Figure 9

In vivo binding of ZAR2 protein to the BRCA2/ZAR2 gene promoter. (A) PCR amplification of the immunoprecipitated chromatin DNA fragment pulled down with FLAG antibody from synchronized MCF7 cells over-expressing C-terminal FLAG-tagged ZAR2 protein at the G0/G1 and S/G2 phases. Input DNA (5% was used as control.

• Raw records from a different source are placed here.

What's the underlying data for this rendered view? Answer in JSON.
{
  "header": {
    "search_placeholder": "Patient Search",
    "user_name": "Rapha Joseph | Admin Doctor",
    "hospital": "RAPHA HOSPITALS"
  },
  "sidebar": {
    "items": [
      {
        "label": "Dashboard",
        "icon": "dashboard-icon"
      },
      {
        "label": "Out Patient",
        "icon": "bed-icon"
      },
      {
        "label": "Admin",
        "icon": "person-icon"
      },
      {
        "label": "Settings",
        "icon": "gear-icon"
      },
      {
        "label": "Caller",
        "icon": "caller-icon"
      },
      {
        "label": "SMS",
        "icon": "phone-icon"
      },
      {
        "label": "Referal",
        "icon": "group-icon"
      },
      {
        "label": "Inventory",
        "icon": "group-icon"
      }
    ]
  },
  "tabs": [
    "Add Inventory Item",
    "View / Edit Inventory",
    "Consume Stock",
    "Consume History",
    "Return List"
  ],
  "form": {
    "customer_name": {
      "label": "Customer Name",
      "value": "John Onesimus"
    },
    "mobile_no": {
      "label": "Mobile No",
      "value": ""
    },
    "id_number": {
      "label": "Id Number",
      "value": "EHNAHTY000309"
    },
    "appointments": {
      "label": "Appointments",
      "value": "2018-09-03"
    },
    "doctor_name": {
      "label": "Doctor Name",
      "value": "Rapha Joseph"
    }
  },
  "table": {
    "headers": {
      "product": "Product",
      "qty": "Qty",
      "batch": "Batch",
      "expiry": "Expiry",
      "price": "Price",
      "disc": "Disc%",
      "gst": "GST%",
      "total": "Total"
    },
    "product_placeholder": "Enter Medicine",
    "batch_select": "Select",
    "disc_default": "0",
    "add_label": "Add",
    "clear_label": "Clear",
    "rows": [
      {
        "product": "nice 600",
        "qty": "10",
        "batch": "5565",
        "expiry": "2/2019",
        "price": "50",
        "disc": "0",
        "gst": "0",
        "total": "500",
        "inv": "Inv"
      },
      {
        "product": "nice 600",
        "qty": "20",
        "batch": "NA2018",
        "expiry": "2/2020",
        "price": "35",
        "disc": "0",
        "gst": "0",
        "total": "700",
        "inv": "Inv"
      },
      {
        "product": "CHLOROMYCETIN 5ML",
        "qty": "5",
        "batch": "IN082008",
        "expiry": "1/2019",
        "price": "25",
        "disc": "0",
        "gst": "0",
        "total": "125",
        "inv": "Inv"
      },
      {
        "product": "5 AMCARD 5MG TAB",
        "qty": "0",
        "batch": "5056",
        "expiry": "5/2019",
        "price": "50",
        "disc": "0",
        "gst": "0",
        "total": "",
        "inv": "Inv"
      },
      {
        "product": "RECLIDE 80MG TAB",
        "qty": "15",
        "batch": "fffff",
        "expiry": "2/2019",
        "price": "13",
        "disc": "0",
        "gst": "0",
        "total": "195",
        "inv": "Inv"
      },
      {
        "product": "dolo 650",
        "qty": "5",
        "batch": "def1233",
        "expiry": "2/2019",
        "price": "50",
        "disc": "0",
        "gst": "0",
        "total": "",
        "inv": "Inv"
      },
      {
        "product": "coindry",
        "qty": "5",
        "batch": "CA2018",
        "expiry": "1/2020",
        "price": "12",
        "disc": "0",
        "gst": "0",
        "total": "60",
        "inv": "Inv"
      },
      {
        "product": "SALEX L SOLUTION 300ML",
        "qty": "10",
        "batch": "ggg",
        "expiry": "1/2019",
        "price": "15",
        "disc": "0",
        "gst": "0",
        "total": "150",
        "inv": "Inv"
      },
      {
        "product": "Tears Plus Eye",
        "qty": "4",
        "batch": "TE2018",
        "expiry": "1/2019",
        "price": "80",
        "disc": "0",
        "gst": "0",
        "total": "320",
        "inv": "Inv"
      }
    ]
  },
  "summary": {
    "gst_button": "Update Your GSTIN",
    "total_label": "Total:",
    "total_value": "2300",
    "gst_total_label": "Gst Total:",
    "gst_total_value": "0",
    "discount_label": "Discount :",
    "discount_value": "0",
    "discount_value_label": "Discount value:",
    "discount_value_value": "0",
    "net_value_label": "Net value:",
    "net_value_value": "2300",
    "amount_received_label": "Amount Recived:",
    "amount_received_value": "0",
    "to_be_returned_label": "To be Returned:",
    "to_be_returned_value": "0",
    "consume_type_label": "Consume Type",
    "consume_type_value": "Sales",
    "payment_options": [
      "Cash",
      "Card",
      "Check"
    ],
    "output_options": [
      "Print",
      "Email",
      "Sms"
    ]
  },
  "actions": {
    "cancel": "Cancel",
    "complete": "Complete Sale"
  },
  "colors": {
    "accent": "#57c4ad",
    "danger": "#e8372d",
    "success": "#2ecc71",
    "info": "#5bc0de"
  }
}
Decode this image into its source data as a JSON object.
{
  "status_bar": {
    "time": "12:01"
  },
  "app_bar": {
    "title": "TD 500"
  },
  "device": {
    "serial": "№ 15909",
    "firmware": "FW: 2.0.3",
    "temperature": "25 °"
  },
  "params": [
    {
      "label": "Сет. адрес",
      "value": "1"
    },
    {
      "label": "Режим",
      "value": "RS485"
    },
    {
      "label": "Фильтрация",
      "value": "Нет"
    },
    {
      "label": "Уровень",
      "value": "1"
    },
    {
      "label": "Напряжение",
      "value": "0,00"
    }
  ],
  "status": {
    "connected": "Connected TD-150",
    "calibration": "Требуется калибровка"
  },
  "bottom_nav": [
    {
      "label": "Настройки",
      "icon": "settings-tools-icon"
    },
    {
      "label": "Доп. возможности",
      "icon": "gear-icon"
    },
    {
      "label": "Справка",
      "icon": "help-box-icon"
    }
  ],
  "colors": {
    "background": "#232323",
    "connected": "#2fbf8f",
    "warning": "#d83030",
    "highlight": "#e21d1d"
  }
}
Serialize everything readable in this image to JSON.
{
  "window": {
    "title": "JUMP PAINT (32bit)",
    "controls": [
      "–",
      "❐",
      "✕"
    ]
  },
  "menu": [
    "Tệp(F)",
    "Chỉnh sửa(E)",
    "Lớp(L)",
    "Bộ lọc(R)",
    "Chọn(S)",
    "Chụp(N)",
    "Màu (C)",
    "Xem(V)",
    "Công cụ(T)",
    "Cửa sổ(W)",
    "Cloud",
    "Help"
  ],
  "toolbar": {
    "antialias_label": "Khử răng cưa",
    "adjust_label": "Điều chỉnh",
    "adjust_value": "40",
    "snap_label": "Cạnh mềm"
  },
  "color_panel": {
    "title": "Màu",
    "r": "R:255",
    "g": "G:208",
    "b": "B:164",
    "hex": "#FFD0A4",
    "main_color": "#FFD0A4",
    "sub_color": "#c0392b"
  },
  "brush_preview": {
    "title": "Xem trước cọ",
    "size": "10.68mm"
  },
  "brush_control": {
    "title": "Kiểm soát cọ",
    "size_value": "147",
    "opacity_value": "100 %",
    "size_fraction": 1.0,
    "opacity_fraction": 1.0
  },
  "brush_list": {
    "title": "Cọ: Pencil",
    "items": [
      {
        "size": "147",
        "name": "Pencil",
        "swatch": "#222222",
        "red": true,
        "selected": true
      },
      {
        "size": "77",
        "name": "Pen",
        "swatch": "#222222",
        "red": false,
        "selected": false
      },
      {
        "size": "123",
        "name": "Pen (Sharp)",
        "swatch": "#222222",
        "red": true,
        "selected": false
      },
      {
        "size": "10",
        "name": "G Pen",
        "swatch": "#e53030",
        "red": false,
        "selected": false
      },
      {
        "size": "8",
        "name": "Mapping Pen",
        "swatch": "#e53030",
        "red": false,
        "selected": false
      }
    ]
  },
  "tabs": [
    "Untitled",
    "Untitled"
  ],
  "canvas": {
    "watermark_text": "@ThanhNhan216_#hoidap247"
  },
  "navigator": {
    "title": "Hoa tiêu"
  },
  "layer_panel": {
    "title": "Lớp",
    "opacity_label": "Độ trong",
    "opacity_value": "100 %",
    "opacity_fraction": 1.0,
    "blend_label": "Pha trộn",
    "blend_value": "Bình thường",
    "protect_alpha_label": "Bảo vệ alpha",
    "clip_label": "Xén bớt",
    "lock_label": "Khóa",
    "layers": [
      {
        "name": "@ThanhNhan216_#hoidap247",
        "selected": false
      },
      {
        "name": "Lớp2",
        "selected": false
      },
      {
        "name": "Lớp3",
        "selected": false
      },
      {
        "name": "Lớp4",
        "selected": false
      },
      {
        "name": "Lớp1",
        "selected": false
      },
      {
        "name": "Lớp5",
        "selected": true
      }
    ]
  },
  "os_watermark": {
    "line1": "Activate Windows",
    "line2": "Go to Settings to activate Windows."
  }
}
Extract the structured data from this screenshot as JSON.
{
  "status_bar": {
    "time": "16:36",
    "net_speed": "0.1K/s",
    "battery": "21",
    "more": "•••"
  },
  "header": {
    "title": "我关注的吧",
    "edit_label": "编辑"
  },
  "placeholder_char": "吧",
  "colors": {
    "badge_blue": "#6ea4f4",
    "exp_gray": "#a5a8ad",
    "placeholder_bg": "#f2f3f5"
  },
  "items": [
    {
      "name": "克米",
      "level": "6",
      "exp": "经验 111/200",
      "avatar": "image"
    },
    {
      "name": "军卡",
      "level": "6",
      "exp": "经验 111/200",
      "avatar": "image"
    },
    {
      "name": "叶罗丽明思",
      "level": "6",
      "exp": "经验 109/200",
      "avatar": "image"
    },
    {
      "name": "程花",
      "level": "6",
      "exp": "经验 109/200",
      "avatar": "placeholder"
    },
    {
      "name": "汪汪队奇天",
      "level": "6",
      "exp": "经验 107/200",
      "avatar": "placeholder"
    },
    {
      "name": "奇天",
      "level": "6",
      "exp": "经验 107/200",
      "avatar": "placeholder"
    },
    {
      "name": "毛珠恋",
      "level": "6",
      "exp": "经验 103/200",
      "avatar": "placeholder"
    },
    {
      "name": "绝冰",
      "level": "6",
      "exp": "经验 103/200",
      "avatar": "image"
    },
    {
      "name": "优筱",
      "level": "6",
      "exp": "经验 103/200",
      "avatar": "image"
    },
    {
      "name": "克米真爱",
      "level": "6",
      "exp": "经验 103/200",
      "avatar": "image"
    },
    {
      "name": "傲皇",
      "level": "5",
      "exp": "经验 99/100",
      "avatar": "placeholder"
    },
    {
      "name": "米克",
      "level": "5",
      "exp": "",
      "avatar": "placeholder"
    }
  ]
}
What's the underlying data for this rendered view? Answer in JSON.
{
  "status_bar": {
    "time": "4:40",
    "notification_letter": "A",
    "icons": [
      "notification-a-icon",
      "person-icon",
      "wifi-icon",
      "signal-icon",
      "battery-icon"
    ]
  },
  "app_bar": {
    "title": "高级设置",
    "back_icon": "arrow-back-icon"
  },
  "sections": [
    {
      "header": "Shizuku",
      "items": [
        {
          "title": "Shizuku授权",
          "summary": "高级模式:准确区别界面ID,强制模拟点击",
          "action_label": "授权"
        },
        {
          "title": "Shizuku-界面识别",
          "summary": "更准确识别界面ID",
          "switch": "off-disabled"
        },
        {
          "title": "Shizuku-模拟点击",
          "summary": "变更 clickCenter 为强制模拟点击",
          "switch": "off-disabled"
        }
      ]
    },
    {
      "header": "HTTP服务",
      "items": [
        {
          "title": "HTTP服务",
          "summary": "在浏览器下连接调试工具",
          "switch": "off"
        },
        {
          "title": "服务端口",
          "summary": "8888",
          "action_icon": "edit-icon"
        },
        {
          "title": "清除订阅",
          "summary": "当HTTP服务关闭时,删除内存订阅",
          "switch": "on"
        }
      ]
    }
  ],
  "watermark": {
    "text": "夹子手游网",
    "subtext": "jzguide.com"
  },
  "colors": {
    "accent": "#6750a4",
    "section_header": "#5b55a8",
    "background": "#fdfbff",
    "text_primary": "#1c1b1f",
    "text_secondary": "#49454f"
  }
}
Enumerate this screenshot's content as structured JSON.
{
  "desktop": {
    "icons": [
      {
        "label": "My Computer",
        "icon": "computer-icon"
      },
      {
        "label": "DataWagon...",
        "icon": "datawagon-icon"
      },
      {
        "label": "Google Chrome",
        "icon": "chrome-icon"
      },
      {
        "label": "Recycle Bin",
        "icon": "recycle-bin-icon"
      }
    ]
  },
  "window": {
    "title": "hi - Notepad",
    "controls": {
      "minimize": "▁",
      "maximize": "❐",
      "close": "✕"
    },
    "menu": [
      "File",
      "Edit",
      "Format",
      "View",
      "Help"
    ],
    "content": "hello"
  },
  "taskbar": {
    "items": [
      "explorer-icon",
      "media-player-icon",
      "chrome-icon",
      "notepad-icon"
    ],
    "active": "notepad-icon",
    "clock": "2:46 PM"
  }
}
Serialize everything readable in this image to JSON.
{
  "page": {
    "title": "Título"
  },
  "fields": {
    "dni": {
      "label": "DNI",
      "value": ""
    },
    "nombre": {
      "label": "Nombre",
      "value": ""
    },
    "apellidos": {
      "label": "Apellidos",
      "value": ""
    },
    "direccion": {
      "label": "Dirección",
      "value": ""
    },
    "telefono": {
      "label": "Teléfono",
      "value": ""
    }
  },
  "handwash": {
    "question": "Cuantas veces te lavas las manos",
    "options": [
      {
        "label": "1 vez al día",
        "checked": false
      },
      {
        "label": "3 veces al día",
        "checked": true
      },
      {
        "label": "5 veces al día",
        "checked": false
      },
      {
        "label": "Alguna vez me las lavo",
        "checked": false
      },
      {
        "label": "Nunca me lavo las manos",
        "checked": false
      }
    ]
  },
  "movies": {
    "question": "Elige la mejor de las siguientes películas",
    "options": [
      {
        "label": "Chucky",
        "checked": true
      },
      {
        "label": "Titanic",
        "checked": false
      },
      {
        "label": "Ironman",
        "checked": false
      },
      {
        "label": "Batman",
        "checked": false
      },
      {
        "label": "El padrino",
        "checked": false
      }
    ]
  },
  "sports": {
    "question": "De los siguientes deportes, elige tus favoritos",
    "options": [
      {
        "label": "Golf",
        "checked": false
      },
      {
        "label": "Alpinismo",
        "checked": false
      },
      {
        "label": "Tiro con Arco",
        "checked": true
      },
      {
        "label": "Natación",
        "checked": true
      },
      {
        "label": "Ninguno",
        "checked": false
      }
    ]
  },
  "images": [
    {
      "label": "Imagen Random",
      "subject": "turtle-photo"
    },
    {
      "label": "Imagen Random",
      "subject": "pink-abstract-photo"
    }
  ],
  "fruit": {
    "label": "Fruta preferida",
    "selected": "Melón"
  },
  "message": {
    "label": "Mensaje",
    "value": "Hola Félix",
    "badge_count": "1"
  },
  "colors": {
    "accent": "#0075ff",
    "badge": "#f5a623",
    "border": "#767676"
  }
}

Chromatin DNA fragments mock precipitated with mouse IgG did not significantly amplified any detectable DNA. BRCA2 gene promoter specific primers [21] were used for PCR amplifications. (B) Quantitative ChIP analysis of ZAR2 recruitment to BRCA2/ZAR2 bi-directional promoter in MCF7 cells at G0/G1 and S/G2 phases. qChIP-PCR analyses were performed with chromatin extracts harvested from cells over expressing C-terminal FLAG-tagged ZAR2. The mean values from triplicate data points are plotted and error bars indicate ± SE. The amplification values are normalized by subtraction with IgG control antibody and then division with 1% input DNA. Data shown were representative of three independent experiments (mean + SE) and the difference between the G0/G1 phase and the S/G2 phase cells was statistically significant (shown by '*'; p < 0.001).